TEGAS.CO., KENDARI – Bersama Kepala daerah kepulauan se-Indonesia, Gubernur Provinsi Sulawesi Tenggara Ali Mazi menghadiri diskusi pemantapan arah Rancangan Undang-Undang (RUU) Daerah Kepulauan salah satu hotel ternama di Jakarta, Selasa (31/1/2023).
Dalam diskusi mengemuka perlunya melanjutkan RUU ke tingkat Pemerintah dan DPR, dan dilakukan sejumlah langkah-langkah,
yaitu memperbaiki rancangan dengan menghapus bagian-bagian yang tumpang tindih dengan Undang-Undang (UU) yang sudah ada, termasuk UUD 1945.
Jika nantinya RUU ini disahkan bisa menjawab persoalan pembangunan di daerah kepulauan, termasuk wilayah pesisir, pulau-pulau kecil, dan pulau-pulau terluar yang selama ini masih sangat tertinggal dari daerah-daerah lain, demi kemajuan masyarakat dan wilayah di seluruh wilayah kepulauan dalam bingkai NKRI dan menjadi poros maritim dunia.
Manfaat lainnya nantinya ketika menjadi UU diantaranya, alokasi APBN yang berkeadilan, mendorong pendayagunaan pada potensi ekonomi. Di mana saat ini pemanfaatan ekonomi maritime baru 15 persen, dan membangun sentra pertumbuhan ekonomi baru di pulau-pulau kecil, terluas hingga seluruh wilayah NKRI.
“Ada tujuh isu krusial, yaitu kelautan dan perikanan, perhubungan, energi dan sumber daya mineral, pendidikan tinggi, kesehatan, perdagangan antarpulau dalam skala besar dan isu ketenagakerjaan,” ucap Direktur Utama Tempo Azul.
RUU Daerah Kepulauan saat ini telah masuk dalam Program Legislasi Nasional (Prolegnas) prioritas 2023, sehingga perlu ada kesatuan Provinsi yang tergabung dalam badan kerja sama Provinsi Kepulauan untuk mencapai tujuan bersama, olehnya itu, perlu keadilan dan pemerataan pembangunan.
Selanjutnya RUU dibahas dan ditindaklanjuti dalam bentuk kekhususan dan penetapan wilayah kepulauan. Setelah itu, diarahkan untuk mendapatkan persamaan hak dan kewajiban antara daerah kepulauan dan daerah daratan.
Terakhir, mefokuskan RUU Daerah Kepulauan pada tiga hal utama, yakni kewenangan mengelola wilayah, sistem pemerintahan dan anggaran.

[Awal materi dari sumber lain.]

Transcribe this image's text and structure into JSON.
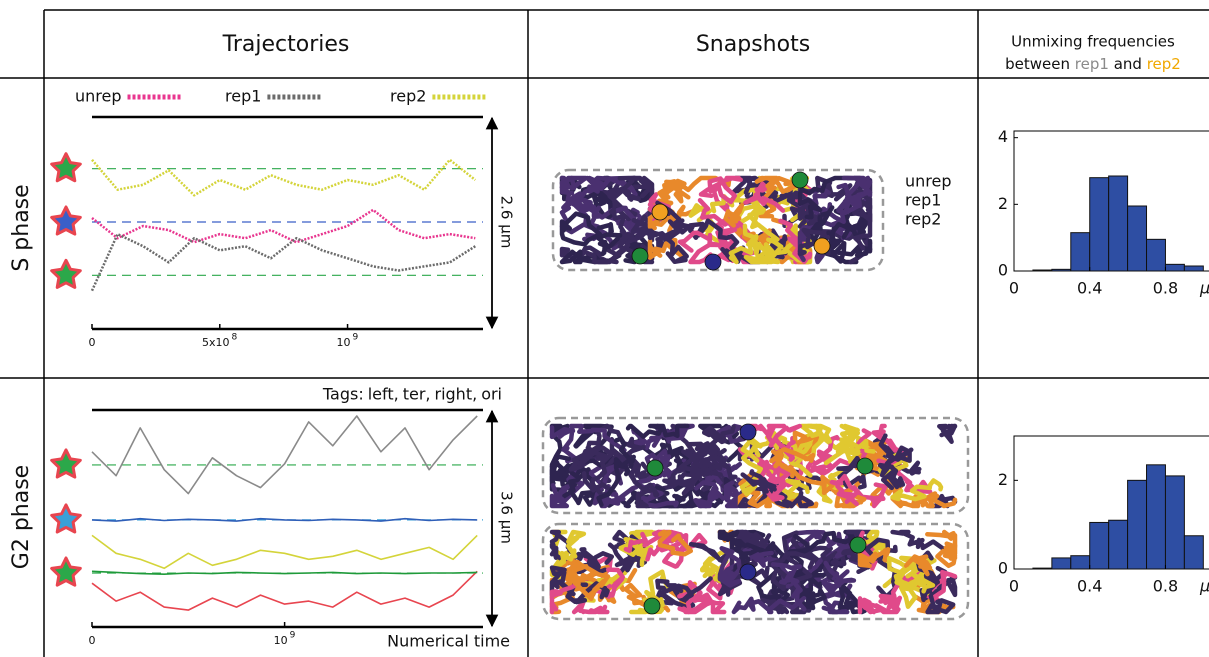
{
  "header": {
    "trajectories": "Trajectories",
    "snapshots": "Snapshots",
    "unmixing": {
      "line1": "Unmixing frequencies",
      "between": "between",
      "rep1": "rep1",
      "and": "and",
      "rep2": "rep2"
    }
  },
  "rows": [
    {
      "label": "S phase",
      "trajectories": {
        "x": [
          0,
          100000000,
          200000000,
          300000000,
          400000000,
          500000000,
          600000000,
          700000000,
          800000000,
          900000000,
          1000000000,
          1100000000,
          1200000000,
          1300000000,
          1400000000,
          1500000000
        ],
        "series": [
          {
            "name": "unrep",
            "color": "#e8368f",
            "values": [
              1.35,
              1.1,
              1.25,
              1.2,
              1.05,
              1.15,
              1.1,
              1.2,
              1.05,
              1.15,
              1.25,
              1.45,
              1.2,
              1.1,
              1.15,
              1.1
            ]
          },
          {
            "name": "rep1",
            "color": "#6b6b6b",
            "values": [
              0.45,
              1.15,
              1.0,
              0.8,
              1.1,
              0.95,
              1.0,
              0.85,
              1.1,
              0.95,
              0.85,
              0.75,
              0.7,
              0.75,
              0.8,
              1.0
            ]
          },
          {
            "name": "rep2",
            "color": "#d4d43a",
            "values": [
              2.07,
              1.7,
              1.76,
              1.94,
              1.63,
              1.82,
              1.7,
              1.88,
              1.76,
              1.7,
              1.82,
              1.76,
              1.88,
              1.7,
              2.07,
              1.82
            ]
          }
        ],
        "xlim": [
          0,
          1530000000
        ],
        "ylim": [
          0,
          2.6
        ],
        "xticks": [
          {
            "value": 0,
            "label": "0"
          },
          {
            "value": 500000000,
            "label": "5x10",
            "exp": "8"
          },
          {
            "value": 1000000000,
            "label": "10",
            "exp": "9"
          }
        ],
        "span_label": "2.6 µm",
        "tags": [
          {
            "value": 1.96,
            "color": "#2ba84a"
          },
          {
            "value": 1.3,
            "color": "#3a5fc8"
          },
          {
            "value": 0.64,
            "color": "#2ba84a"
          }
        ]
      },
      "snapshot": {
        "legend": [
          {
            "name": "unrep",
            "color": "#e8368f"
          },
          {
            "name": "rep1",
            "color": "#5a3a8a"
          },
          {
            "name": "rep2",
            "color": "#e0c830"
          }
        ]
      },
      "histogram": {
        "bins": [
          0.1,
          0.2,
          0.3,
          0.4,
          0.5,
          0.6,
          0.7,
          0.8,
          0.9,
          1.0
        ],
        "values": [
          0.03,
          0.05,
          1.15,
          2.8,
          2.85,
          1.95,
          0.95,
          0.2,
          0.15
        ],
        "xlim": [
          0,
          1.03
        ],
        "ylim": [
          0,
          4.2
        ],
        "xticks": [
          0,
          0.4,
          0.8
        ],
        "yticks": [
          0,
          2,
          4
        ],
        "xlabel": "μ",
        "color": "#2e4ea3"
      }
    },
    {
      "label": "G2 phase",
      "trajectories": {
        "x": [
          0,
          125000000,
          250000000,
          375000000,
          500000000,
          625000000,
          750000000,
          875000000,
          1000000000,
          1125000000,
          1250000000,
          1375000000,
          1500000000,
          1625000000,
          1750000000,
          1875000000,
          2000000000
        ],
        "tags_label": "Tags:",
        "series": [
          {
            "name": "left,",
            "color": "#8a8a8a",
            "values": [
              2.9,
              2.5,
              3.3,
              2.6,
              2.2,
              2.8,
              2.5,
              2.3,
              2.7,
              3.4,
              3.0,
              3.5,
              2.9,
              3.3,
              2.6,
              3.1,
              3.5
            ]
          },
          {
            "name": "ter,",
            "color": "#2f5fb8",
            "values": [
              1.76,
              1.74,
              1.78,
              1.75,
              1.77,
              1.76,
              1.74,
              1.78,
              1.76,
              1.75,
              1.77,
              1.76,
              1.74,
              1.78,
              1.75,
              1.77,
              1.76
            ]
          },
          {
            "name": "right,",
            "color": "#e8454f",
            "values": [
              0.7,
              0.4,
              0.55,
              0.3,
              0.25,
              0.45,
              0.3,
              0.5,
              0.35,
              0.4,
              0.3,
              0.55,
              0.35,
              0.45,
              0.3,
              0.5,
              0.9
            ]
          },
          {
            "name": "ori",
            "color": "#1f9a3a",
            "values": [
              0.9,
              0.88,
              0.86,
              0.85,
              0.87,
              0.86,
              0.88,
              0.87,
              0.86,
              0.87,
              0.88,
              0.86,
              0.87,
              0.86,
              0.87,
              0.87,
              0.88
            ]
          },
          {
            "color": "#d4d43a",
            "values": [
              1.5,
              1.2,
              1.1,
              0.95,
              1.2,
              1.0,
              1.1,
              1.25,
              1.2,
              1.1,
              1.15,
              1.25,
              1.1,
              1.2,
              1.3,
              1.1,
              1.5
            ]
          }
        ],
        "xlim": [
          0,
          2030000000
        ],
        "ylim": [
          0,
          3.6
        ],
        "xticks": [
          {
            "value": 0,
            "label": "0"
          },
          {
            "value": 1000000000,
            "label": "10",
            "exp": "9"
          }
        ],
        "xlabel": "Numerical time",
        "span_label": "3.6 µm",
        "tags": [
          {
            "value": 2.68,
            "color": "#2ba84a"
          },
          {
            "value": 1.76,
            "color": "#3aa0d8"
          },
          {
            "value": 0.87,
            "color": "#2ba84a"
          }
        ]
      },
      "histogram": {
        "bins": [
          0.1,
          0.2,
          0.3,
          0.4,
          0.5,
          0.6,
          0.7,
          0.8,
          0.9,
          1.0
        ],
        "values": [
          0.02,
          0.25,
          0.3,
          1.05,
          1.1,
          2.0,
          2.35,
          2.1,
          0.75
        ],
        "xlim": [
          0,
          1.03
        ],
        "ylim": [
          0,
          3.0
        ],
        "xticks": [
          0,
          0.4,
          0.8
        ],
        "yticks": [
          0,
          2
        ],
        "xlabel": "μ",
        "color": "#2e4ea3"
      }
    }
  ]
}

RUU Daerah Kepulauan hadir karena semangat untuk pemerataan pembangunan antara daerah berbasis daratan atau continental dan daerah berbasis kepulauan atau perairan.
Seperti diketahui, UU Nomor 23 Tahun 2014 tentang pemerintahan Daerah dan UU Nomor 1 Tahun 2022 tentang Hubungan Keuangan pemerintah Pusat dan Pemerintah Daerah (HKPD), dinilai tidak cukup memadai mengakomodasi aspirasi delapan Provinsi berciri kepulauan yaitu Kepulauan Riau, Kepulauan Bangka Belitung, Nusa Tengara Barat (NTB), Nusa Tenggara Timur (NTT), Sultra, Sulawesi Utara, Maluku, dan Maluku Utara.
Untuk mengubah semua potensi ekonomi kelautan menjadi kontribusi nyata, perlu strategi dan kebijakan yaitu dukungan regulasi dan kebijakan. Maka pengesahan RUU tersebut adalah pintu masuk (entry point) pembangunan daerah-daerah kepulauan.